1

So, I've got a dataset with almost all of its columns are categorical variables. Problem is that most of the categorical variables have so many distinct values.

For instance, one column have more than one million unique value, it's an IP address column in case anyone is interested. Someone suggested to split it into multiple other columns using domain knowledge, so split it to Network Class type, Host type and so on. However wouldn't that make my dataset lose some information? What if I wanted to deal with IP addresses as is?

Nevertheless, the domain knowledge solution might work on the IP column, however, I've got other columns that have more than 100K distinct values, each value is a constant-length random string.

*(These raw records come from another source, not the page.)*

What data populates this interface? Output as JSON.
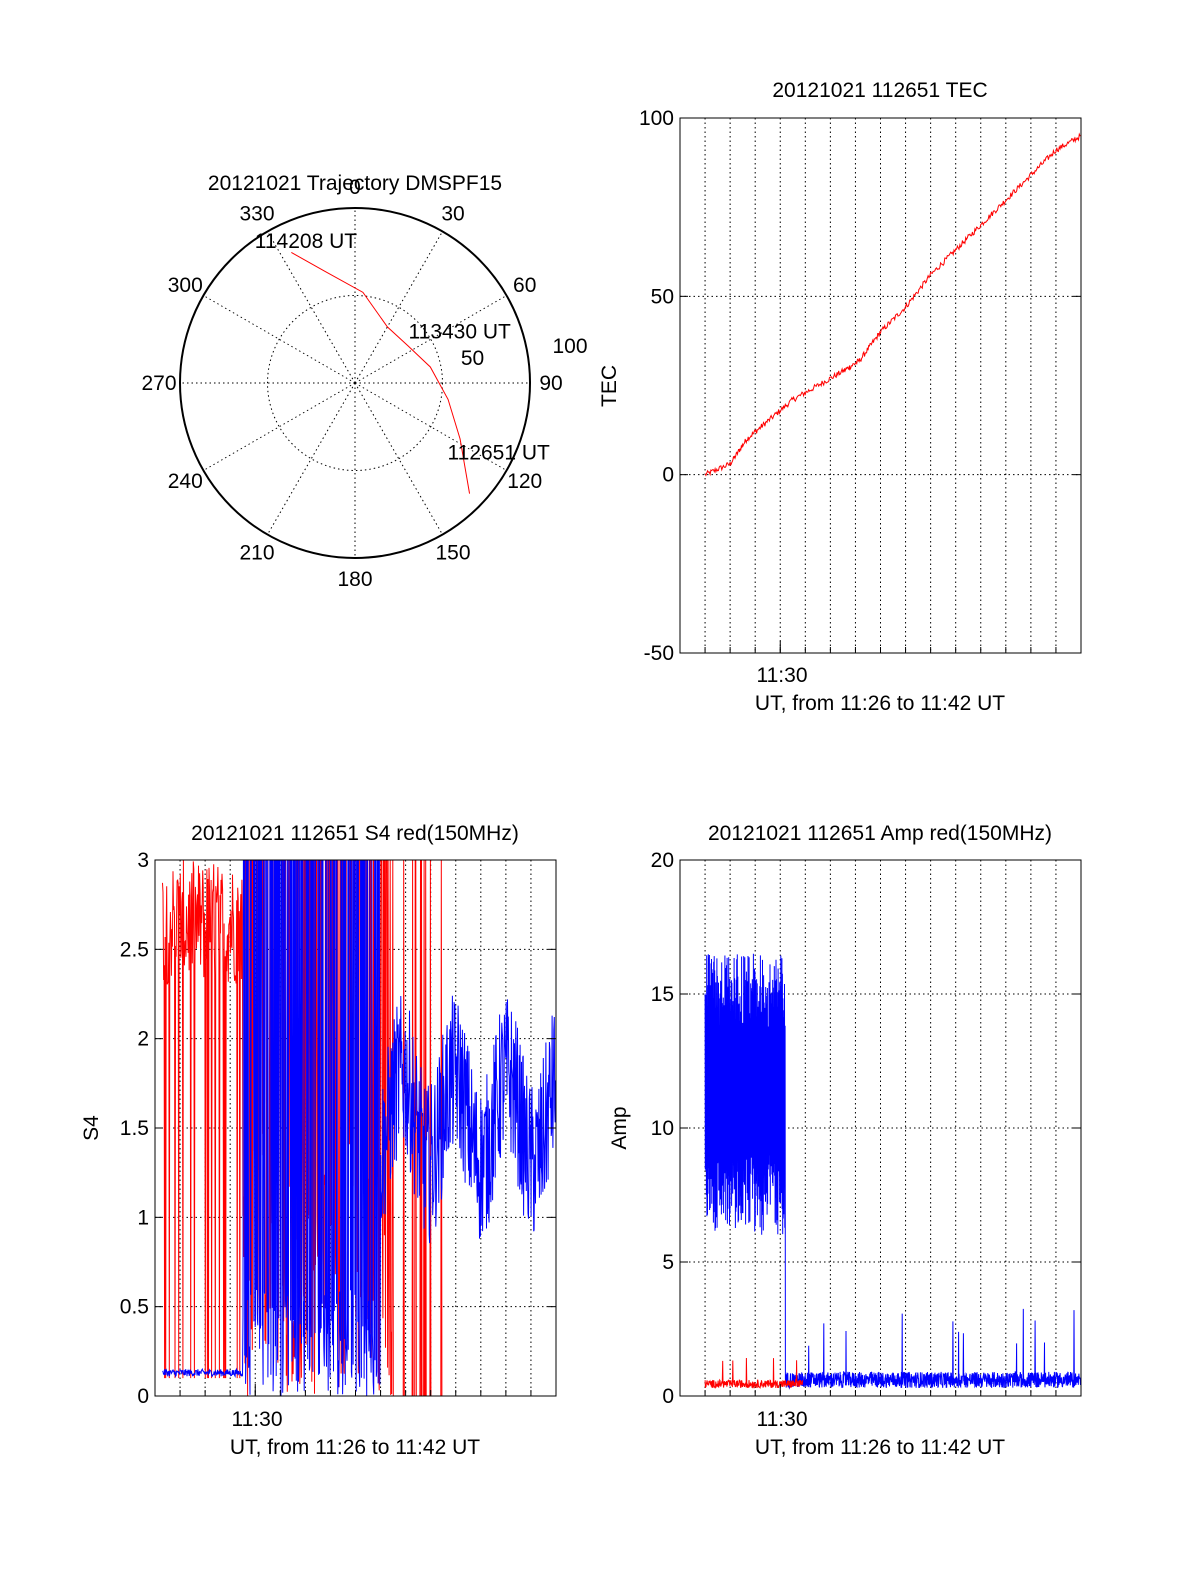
{
  "chart_data": [
    {
      "id": "polar",
      "type": "polar",
      "title": "20121021 Trajectory DMSPF15",
      "angle_labels": [
        "0",
        "30",
        "60",
        "90",
        "120",
        "150",
        "180",
        "210",
        "240",
        "270",
        "300",
        "330"
      ],
      "radial_ticks": [
        50,
        100
      ],
      "radial_tick_labels": [
        "50",
        "100"
      ],
      "rmax": 100,
      "track_color": "#ff0000",
      "track": [
        {
          "az": 134,
          "r": 91
        },
        {
          "az": 128,
          "r": 80
        },
        {
          "az": 118,
          "r": 68
        },
        {
          "az": 100,
          "r": 54
        },
        {
          "az": 78,
          "r": 44
        },
        {
          "az": 55,
          "r": 37
        },
        {
          "az": 30,
          "r": 37
        },
        {
          "az": 5,
          "r": 52
        },
        {
          "az": -15,
          "r": 66
        },
        {
          "az": -26,
          "r": 83
        }
      ],
      "annotations": [
        {
          "text": "114208 UT",
          "az": -20,
          "r": 82
        },
        {
          "text": "113430 UT",
          "az": 67,
          "r": 65
        },
        {
          "text": "112651 UT",
          "az": 118,
          "r": 93
        }
      ]
    },
    {
      "id": "tec",
      "type": "line",
      "title": "20121021 112651 TEC",
      "ylabel": "TEC",
      "xlabel": "UT, from 11:26 to 11:42 UT",
      "xlim": [
        "11:26",
        "11:42"
      ],
      "ylim": [
        -50,
        100
      ],
      "yticks": [
        -50,
        0,
        50,
        100
      ],
      "ytick_labels": [
        "-50",
        "0",
        "50",
        "100"
      ],
      "xtick_label": "11:30",
      "xtick_at": "11:30",
      "series": [
        {
          "color": "#ff0000",
          "x": [
            "11:27:00",
            "11:28:00",
            "11:28:40",
            "11:29:30",
            "11:30:30",
            "11:31:30",
            "11:32:30",
            "11:33:10",
            "11:34:00",
            "11:35:00",
            "11:36:00",
            "11:37:00",
            "11:38:00",
            "11:39:00",
            "11:40:00",
            "11:41:00",
            "11:42:00"
          ],
          "y": [
            0,
            3,
            10,
            15,
            21,
            25,
            29,
            32,
            40,
            47,
            56,
            63,
            70,
            77,
            84,
            91,
            95
          ]
        }
      ]
    },
    {
      "id": "s4",
      "type": "line",
      "title": "20121021 112651 S4 red(150MHz)",
      "ylabel": "S4",
      "xlabel": "UT, from 11:26 to 11:42 UT",
      "xlim": [
        "11:26",
        "11:42"
      ],
      "ylim": [
        0,
        3
      ],
      "yticks": [
        0,
        0.5,
        1,
        1.5,
        2,
        2.5,
        3
      ],
      "ytick_labels": [
        "0",
        "0.5",
        "1",
        "1.5",
        "2",
        "2.5",
        "3"
      ],
      "xtick_label": "11:30",
      "xtick_at": "11:30",
      "series": [
        {
          "color": "#ff0000",
          "note_values": "red spikes"
        },
        {
          "color": "#0000ff",
          "note_values": "blue trace"
        }
      ]
    },
    {
      "id": "amp",
      "type": "line",
      "title": "20121021 112651 Amp red(150MHz)",
      "ylabel": "Amp",
      "xlabel": "UT, from 11:26 to 11:42 UT",
      "xlim": [
        "11:26",
        "11:42"
      ],
      "ylim": [
        0,
        20
      ],
      "yticks": [
        0,
        5,
        10,
        15,
        20
      ],
      "ytick_labels": [
        "0",
        "5",
        "10",
        "15",
        "20"
      ],
      "xtick_label": "11:30",
      "xtick_at": "11:30",
      "series": [
        {
          "color": "#ff0000",
          "note_values": "red low trace"
        },
        {
          "color": "#0000ff",
          "note_values": "blue trace"
        }
      ]
    }
  ]
}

I did work with Embedding Layers before, I was dealing with max thousands of features, never worked with 10K++ features, so I'm not sure if that would work with millions.

Much Regards

  • Can you explain more about the problem you are trying to solve? – Alireza Zolanvari Mar 14 '19 at 11:07
  • Mainly, I'm trying to classify data according to some inputs, the inputs mainly constitute of categorical data, each categorical variable constitutes of so many distinct values. One of the independent variables is the IP address, which is essential for my classification problem. What I'm trying to do is to binary classify based on the (mostly categorical) inputs. Does that help? Let me know if you need more details. – Abdullah Mohamed Mar 14 '19 at 11:51
  • Embedding, Domain-based-features are most promising options here. For IP, it would be subnet ID, geo-location etc. Embedding works for large number of value (Such as word embedding for 10 Million+ words) – Shamit Verma Mar 14 '19 at 11:59
  • What kind of information you are trying to extract from the IP? – Alireza Zolanvari Mar 14 '19 at 11:59
  • @ShamitVerma My dataset already contains countries, however, the country variable might be different than the IP country (usage of VPN's/proxies for instance). I didn't know that Embeddings work for data having millions of features actually, in that case that would be a reasonable solution for my question. – Abdullah Mohamed Mar 14 '19 at 12:04
  • @alirezazolanvari Not only the IP, along with multiple other values. Actually it's an old Kaggle problem that I'm trying to solve. I don't want to look for kernels (at least not yet) before trying to deal with the problem exactly as if it were real case scenario. – Abdullah Mohamed Mar 14 '19 at 12:04
  • Let's ask my question in another word. If you know what information you want extract from each categorical feature, it has some well-developed solutions. But if you don't know and just search for an algorithm which can extract the information of these features, its a bit hard – Alireza Zolanvari Mar 14 '19 at 12:07
  • @alirezazolanvari Are you referring to domain knowledge approach? Answering your question, what I'm looking for is the best representation of the given data in order to correlate statistically as possible with the hoped results without any over/under-fitting. Aren't the categorical features the information? Aren't they already describe a dataset and should correlate with the dependend variable in order to make sense? In other words, how can we extract information from an independent variable and why would I do so? – Abdullah Mohamed Mar 14 '19 at 12:16
  • I suggest word embedding algorithms. Because you should have an insight about how each feature can help you toward the favorable result. – Alireza Zolanvari Mar 14 '19 at 12:28

2 Answers2

0

Have you heard of CatBoostClassifier?

https://tech.yandex.com/catboost/doc/dg/concepts/python-reference_catboostclassifier-docpage/

It is type of Boosting classifier developed to deal specifically with categorical features. It has achieved state of the art results and the package developed by the authors have excellent support and even GPU portability. Take a look, this can be your solution.

Victor Oliveira
  • 810
  • 4
  • 10
0

There are multiple options, one can try and decide which suits your data best:

  • Word Embeddings:
    • Can use pre-trained models.
    • Can train your own Word2Vec model on your domain-specific data
  • Try to group different values:
    • Rare words having very low statistical significance can be marked as other
    • Try different clustering algorithms depending upon your data

There might be other more efficient methods, will add those as well in case I find any.

Thanks

Amandeep
  • 111
  • 3